Putin se reúne com o papa durante visita à Itália
Encontro ocorre em plena crise entre Moscou e o Ocidente
PUBLICAÇÃO
sexta-feira, 05 de julho de 2019
Encontro ocorre em plena crise entre Moscou e o Ocidente
France Presse 
Cidade do Vaticano - O presidente russo Vladimir Putin, em plena crise com o Ocidente, iniciou nesta quinta-feira (4) uma visita a Roma com um encontro com o papa Francisco no Vaticano. Em seguida, o líder russo foi almoçar com o presidente italiano Sergio Mattarella, antes de encontrar o primeiro-ministro Giuseppe Conte, assim como os dois vice-premiês e líderes políticos do governo populista, Matteo Salvini (Liga, extrema direita) e Luigi di Maio (Movimento 5 Estrelas, antissistema).

Putin, famoso por sua falta de pontualidade, atrasou-se em uma hora para o terceiro encontro com Francisco, que durou 55 minutos. Eles discutiram, entre temas espinhosos, a crise da Venezuela. O papa ofereceu ao presidente russo uma medalha comemorativa da Primeira Guerra Mundial, bem como sua mensagem para a Jornada Mundial da Paz. Putin, por sua vez, ofereceu um livro e um filme sobre Michelangelo.
Em seu último encontro, em 2015, Francisco exortou o russo a "fazer um esforço significativo e sincero para alcançar a paz" na Ucrânia, sem chegar a condená-lo como os católicos ucranianos desejavam.
Um passo gigantesco foi dado em fevereiro de 2016 durante um encontro histórico em Cuba entre Francisco e o patriarca ortodoxo russo Kirill, o primeiro em mil anos entre os líderes das duas maiores denominações cristãs. Na quarta-feira (3), o porta-voz do Kremlin Yuri Uchakov indicou que Putin e o papa discutiriam "a preservação de locais sagrados cristãos na Síria", mas não uma possível viagem do papa à Rússia. Essa hipótese ainda desperta forte resistência dentro da Igreja ortodoxa russa, atravessada por uma corrente nacionalista e conservadora.

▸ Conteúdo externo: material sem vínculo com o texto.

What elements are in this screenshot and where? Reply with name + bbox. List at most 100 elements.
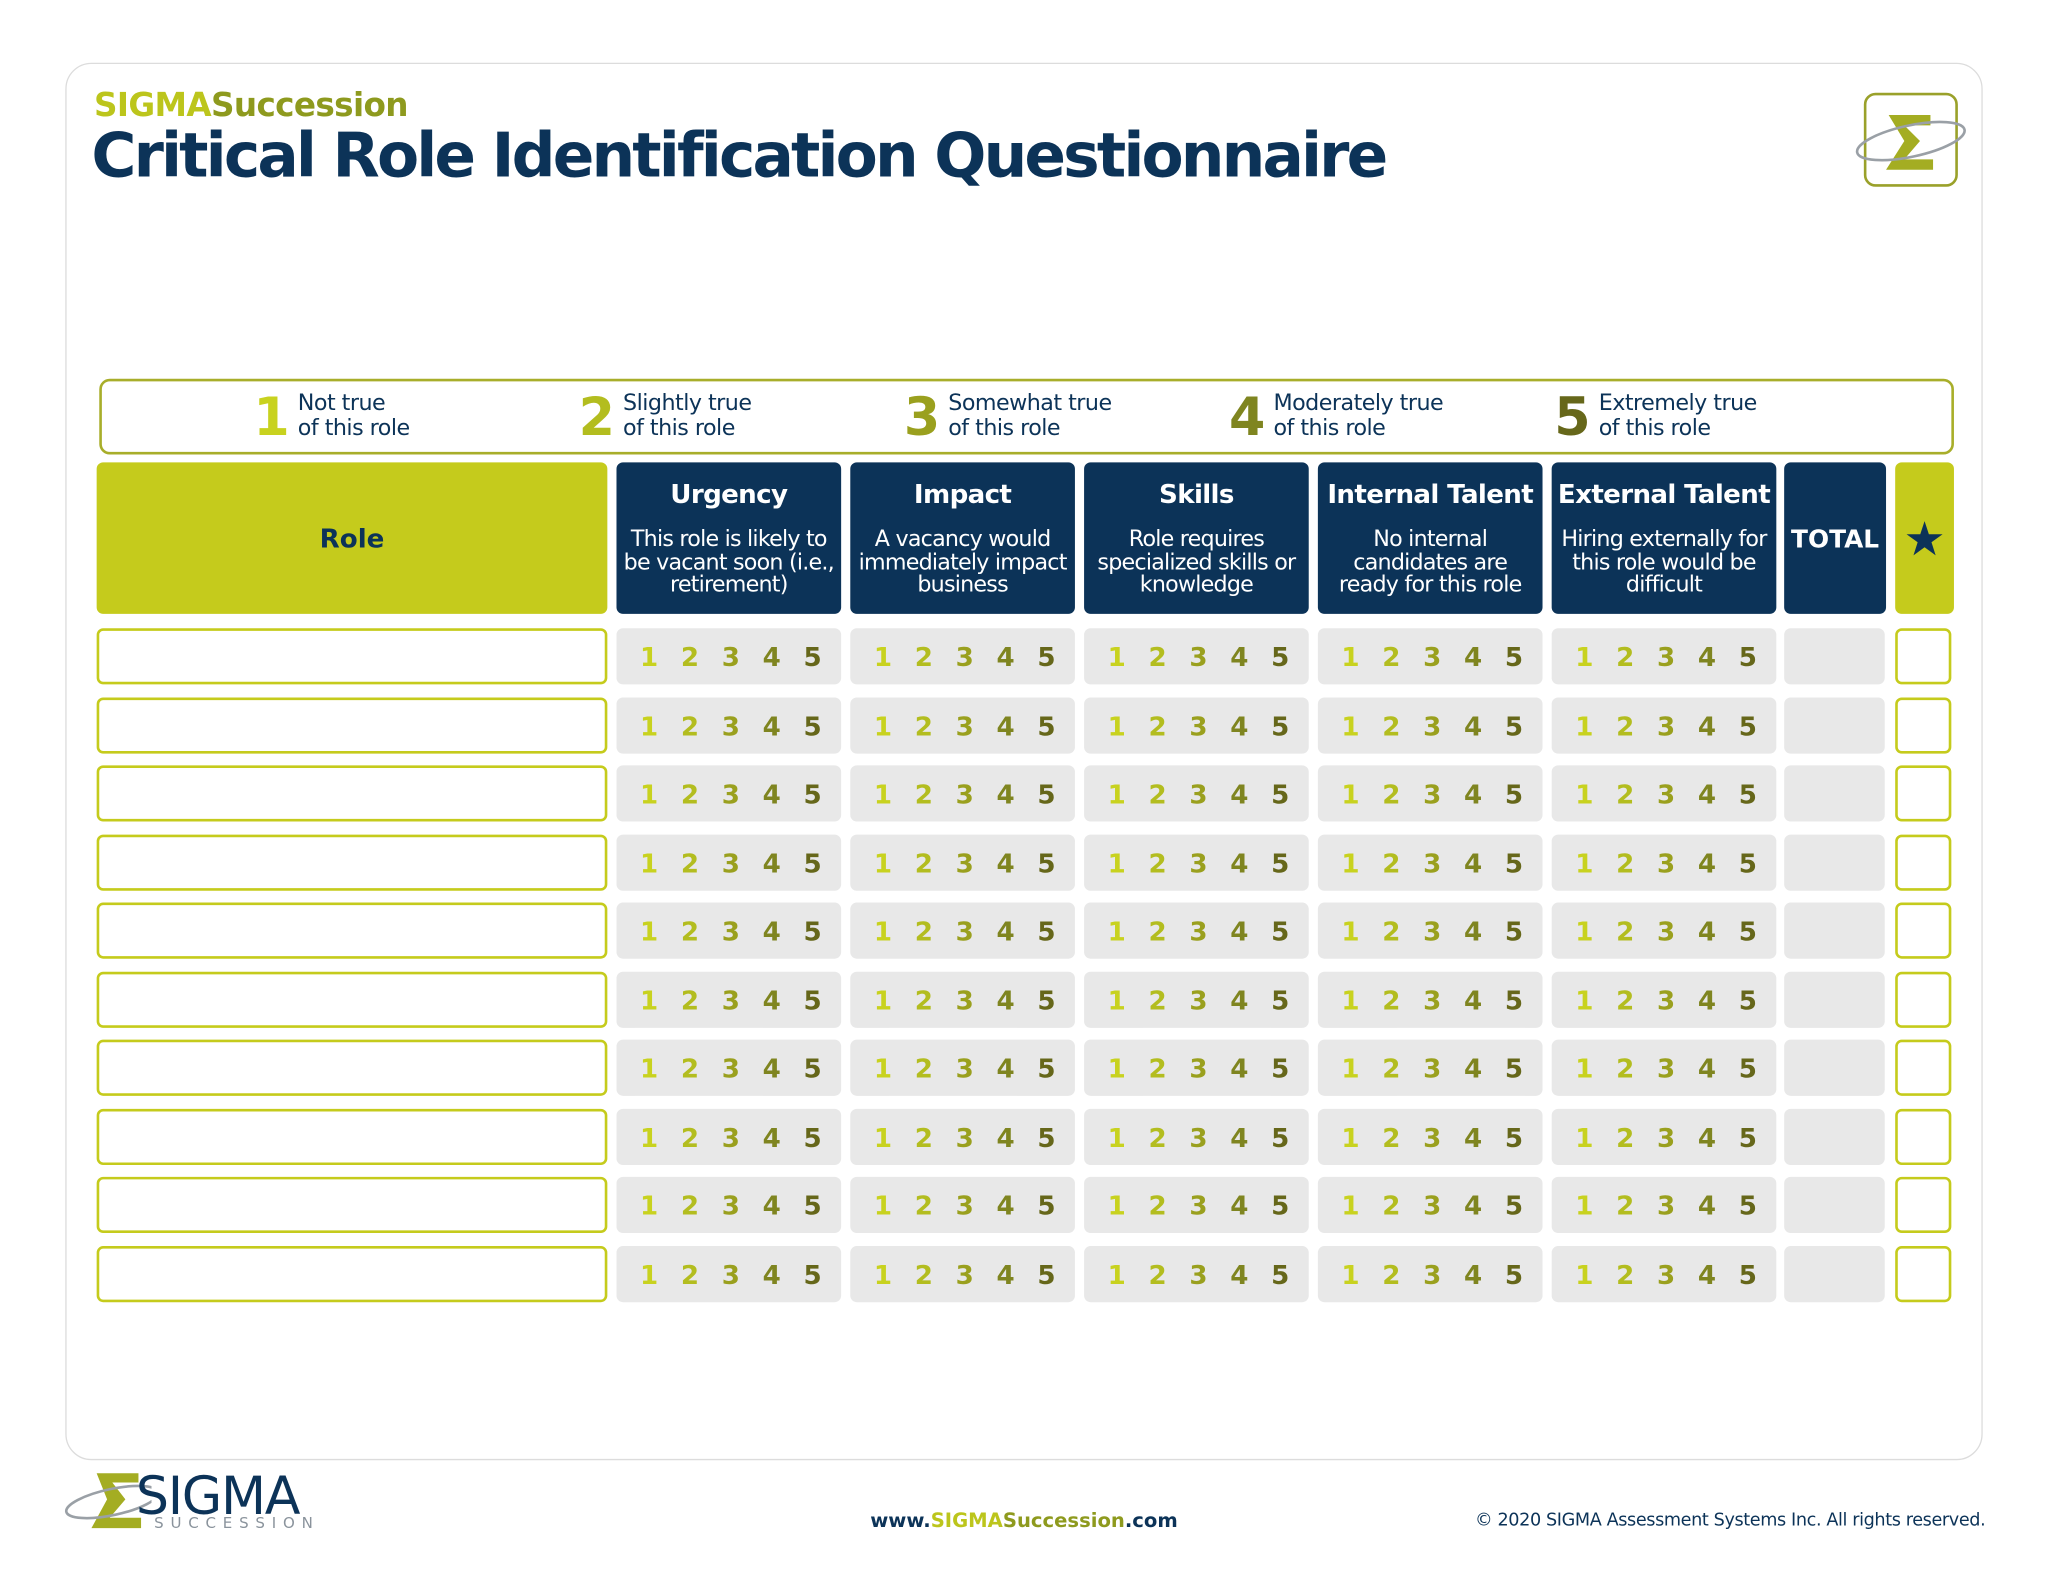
rating-option: 2 bbox=[680, 915, 700, 947]
rating-option: 1 bbox=[640, 1258, 659, 1290]
rating-option: 2 bbox=[680, 1258, 700, 1290]
rating-option: 2 bbox=[1382, 1121, 1401, 1153]
rating-option: 1 bbox=[1107, 778, 1126, 810]
rating-option: 4 bbox=[1464, 1189, 1483, 1222]
rating-option: 3 bbox=[955, 778, 974, 810]
role-input bbox=[96, 833, 608, 891]
rating-option: 5 bbox=[1271, 641, 1290, 673]
rating-option: 2 bbox=[1382, 641, 1401, 673]
star-cell bbox=[1895, 971, 1952, 1028]
legend-number: 3 bbox=[903, 387, 941, 448]
rating-option: 2 bbox=[680, 847, 700, 879]
rating-option: 3 bbox=[1423, 1189, 1442, 1222]
total-header: TOTAL bbox=[1784, 462, 1887, 614]
total-cell bbox=[1784, 1176, 1885, 1233]
rating-option: 3 bbox=[1656, 641, 1676, 673]
rating-option: 2 bbox=[680, 1052, 700, 1085]
copyright: © 2020 SIGMA Assessment Systems Inc. All… bbox=[1475, 1509, 1986, 1531]
rating-option: 1 bbox=[1107, 709, 1126, 742]
total-cell bbox=[1784, 1245, 1885, 1302]
rating-option: 3 bbox=[721, 778, 740, 810]
rating-option: 5 bbox=[803, 641, 822, 673]
rating-option: 4 bbox=[762, 778, 781, 810]
star-cell bbox=[1895, 628, 1952, 685]
rating-option: 1 bbox=[1341, 984, 1360, 1016]
rating-option: 2 bbox=[680, 1189, 700, 1222]
rating-option: 3 bbox=[721, 915, 740, 947]
rating-option: 2 bbox=[1382, 847, 1401, 879]
rating-option: 3 bbox=[1189, 778, 1208, 810]
rating-option: 4 bbox=[1230, 1189, 1249, 1222]
rating-option: 3 bbox=[955, 984, 974, 1016]
rating-option: 2 bbox=[1148, 641, 1167, 673]
legend-text: of this role bbox=[948, 415, 1061, 442]
legend-number: 2 bbox=[578, 387, 615, 448]
rating-option: 2 bbox=[914, 1189, 933, 1222]
legend-text: Not true bbox=[297, 390, 386, 417]
rating-option: 2 bbox=[1148, 1052, 1167, 1085]
criterion-description: business bbox=[917, 572, 1008, 599]
rating-option: 2 bbox=[1148, 709, 1167, 742]
rating-option: 4 bbox=[1697, 915, 1717, 947]
rating-option: 4 bbox=[1697, 847, 1717, 879]
rating-option: 1 bbox=[873, 1121, 893, 1153]
criterion-description: candidates are bbox=[1353, 549, 1508, 576]
rating-option: 2 bbox=[680, 778, 700, 810]
rating-option: 2 bbox=[1616, 1121, 1635, 1153]
rating-option: 3 bbox=[955, 915, 974, 947]
rating-option: 4 bbox=[996, 1052, 1015, 1085]
rating-option: 4 bbox=[1697, 1121, 1717, 1153]
criterion-description: specialized skills or bbox=[1097, 549, 1296, 576]
rating-option: 1 bbox=[873, 915, 893, 947]
rating-option: 4 bbox=[762, 1052, 781, 1085]
brand: SIGMASuccession bbox=[94, 86, 408, 124]
rating-option: 2 bbox=[680, 1121, 700, 1153]
criterion-description: difficult bbox=[1625, 572, 1703, 599]
rating-option: 5 bbox=[1504, 1121, 1524, 1153]
total-cell bbox=[1784, 696, 1885, 753]
criterion-name: Urgency bbox=[670, 478, 788, 510]
rating-option: 3 bbox=[1423, 915, 1442, 947]
criterion-description: be vacant soon (i.e., bbox=[623, 549, 835, 576]
rating-option: 2 bbox=[680, 984, 700, 1016]
rating-option: 2 bbox=[1616, 1052, 1635, 1085]
rating-option: 5 bbox=[1738, 641, 1757, 673]
rating-option: 5 bbox=[1037, 641, 1056, 673]
rating-option: 3 bbox=[721, 1052, 740, 1085]
rating-option: 2 bbox=[680, 709, 700, 742]
rating-option: 1 bbox=[1107, 915, 1126, 947]
rating-option: 1 bbox=[1341, 641, 1360, 673]
rating-option: 5 bbox=[1037, 1189, 1056, 1222]
rating-option: 5 bbox=[1738, 778, 1757, 810]
rating-option: 4 bbox=[762, 1121, 781, 1153]
legend-text: of this role bbox=[1598, 415, 1711, 442]
rating-option: 2 bbox=[1616, 915, 1635, 947]
rating-option: 1 bbox=[1341, 847, 1360, 879]
rating-option: 3 bbox=[1189, 641, 1208, 673]
rating-option: 4 bbox=[996, 847, 1015, 879]
role-header: Role bbox=[96, 462, 608, 614]
rating-option: 5 bbox=[1037, 984, 1056, 1016]
rating-option: 2 bbox=[1148, 778, 1167, 810]
rating-option: 5 bbox=[1738, 1189, 1757, 1222]
rating-option: 1 bbox=[1575, 1121, 1594, 1153]
rating-option: 2 bbox=[1148, 915, 1167, 947]
rating-option: 2 bbox=[1616, 641, 1635, 673]
rating-option: 5 bbox=[1504, 1052, 1524, 1085]
rating-option: 4 bbox=[1464, 847, 1483, 879]
rating-option: 1 bbox=[1575, 1052, 1594, 1085]
total-cell bbox=[1784, 902, 1885, 959]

A Ucrânia, onde os rebeldes pró-russos do leste são em sua maioria ortodoxos ligados ao patriarcado de Moscou e lutam contra outros ortodoxos e gregos-católicos ligados a Roma, continua a ser um terreno delicado. Com as autoridades italianas, "as questões econômicas serão uma prioridade. Nosso comércio não está subindo ao nível de antes" das sanções impostas em 2014 (54 bilhões na época, 26,9 bilhões em 2018), ressaltou o conselheiro do Kremlin Yuri Ushakov.

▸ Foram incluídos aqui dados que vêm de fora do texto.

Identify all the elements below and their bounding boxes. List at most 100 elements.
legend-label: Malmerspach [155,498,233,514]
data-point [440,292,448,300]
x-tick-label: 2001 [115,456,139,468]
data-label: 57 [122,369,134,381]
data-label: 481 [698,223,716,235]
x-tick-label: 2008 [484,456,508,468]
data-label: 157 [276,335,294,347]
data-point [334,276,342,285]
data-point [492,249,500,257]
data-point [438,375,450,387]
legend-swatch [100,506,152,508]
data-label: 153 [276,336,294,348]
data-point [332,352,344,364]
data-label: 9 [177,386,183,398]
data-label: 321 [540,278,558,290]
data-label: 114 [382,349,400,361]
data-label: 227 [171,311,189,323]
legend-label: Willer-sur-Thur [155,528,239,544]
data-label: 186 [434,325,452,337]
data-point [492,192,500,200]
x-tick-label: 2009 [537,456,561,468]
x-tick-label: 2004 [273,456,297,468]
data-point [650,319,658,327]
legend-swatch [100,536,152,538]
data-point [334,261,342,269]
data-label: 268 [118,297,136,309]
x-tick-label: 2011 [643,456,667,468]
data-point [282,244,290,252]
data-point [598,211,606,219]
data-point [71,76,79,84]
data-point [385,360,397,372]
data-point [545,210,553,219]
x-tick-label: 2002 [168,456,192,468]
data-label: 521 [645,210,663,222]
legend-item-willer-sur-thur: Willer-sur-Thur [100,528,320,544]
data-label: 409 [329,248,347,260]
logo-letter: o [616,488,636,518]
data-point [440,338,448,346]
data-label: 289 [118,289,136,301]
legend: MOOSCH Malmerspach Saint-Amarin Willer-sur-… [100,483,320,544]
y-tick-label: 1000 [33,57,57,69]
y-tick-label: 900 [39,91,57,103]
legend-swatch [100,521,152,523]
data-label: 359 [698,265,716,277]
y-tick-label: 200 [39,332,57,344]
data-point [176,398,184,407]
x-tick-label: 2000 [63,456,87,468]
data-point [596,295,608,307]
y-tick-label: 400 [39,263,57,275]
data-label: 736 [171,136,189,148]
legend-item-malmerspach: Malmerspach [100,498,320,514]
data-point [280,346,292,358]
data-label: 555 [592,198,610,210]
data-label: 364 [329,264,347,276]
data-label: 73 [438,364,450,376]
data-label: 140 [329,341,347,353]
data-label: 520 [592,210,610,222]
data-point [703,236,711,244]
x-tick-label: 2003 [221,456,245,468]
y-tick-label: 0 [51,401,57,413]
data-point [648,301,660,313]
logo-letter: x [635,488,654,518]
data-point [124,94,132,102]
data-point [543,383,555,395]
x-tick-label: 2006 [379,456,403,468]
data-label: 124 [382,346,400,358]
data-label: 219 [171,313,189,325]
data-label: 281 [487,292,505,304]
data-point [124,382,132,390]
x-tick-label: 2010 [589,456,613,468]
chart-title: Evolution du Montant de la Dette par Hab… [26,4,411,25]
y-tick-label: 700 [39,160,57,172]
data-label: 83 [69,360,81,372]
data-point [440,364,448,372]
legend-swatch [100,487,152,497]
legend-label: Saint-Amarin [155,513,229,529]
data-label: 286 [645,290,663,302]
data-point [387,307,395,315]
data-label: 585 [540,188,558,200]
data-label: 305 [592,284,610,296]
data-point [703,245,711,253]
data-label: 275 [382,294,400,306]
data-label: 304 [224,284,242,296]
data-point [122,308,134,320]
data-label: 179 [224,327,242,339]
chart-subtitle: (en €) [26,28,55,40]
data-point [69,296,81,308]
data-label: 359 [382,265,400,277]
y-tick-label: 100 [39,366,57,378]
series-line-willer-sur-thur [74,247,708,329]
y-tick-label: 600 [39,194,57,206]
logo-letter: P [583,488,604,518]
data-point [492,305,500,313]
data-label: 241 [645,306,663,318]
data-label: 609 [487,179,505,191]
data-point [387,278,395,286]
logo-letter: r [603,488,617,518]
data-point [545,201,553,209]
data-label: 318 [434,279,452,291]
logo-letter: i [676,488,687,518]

Em uma entrevista publicada nesta quinta-feira pelo jornal italiano “Corriere della Sera”, Putin ressaltou a resiliência dos laços econômicos bilaterais: 500 empresas italianas representadas na Rússia, 4,7 bilhões de dólares de investimentos italianos na Rússia desde o começo do ano e 2,7 bilhões de investimentos russos na Itália. A Rússia é atingida desde 2014 por sanções econômicas europeias e americanas sem precedentes devido à crise ucraniana.
Após sua visita ao Vaticano, o presidente russo se reuniu com Mattarella e Conte, e em seguida fizeram uma coletiva de imprensa. "A Itália está trabalhando para superar as sanções (europeias à Rússia), porque afetam negativamente a Rússia, a União Europeia e a Itália", afirmou Conte.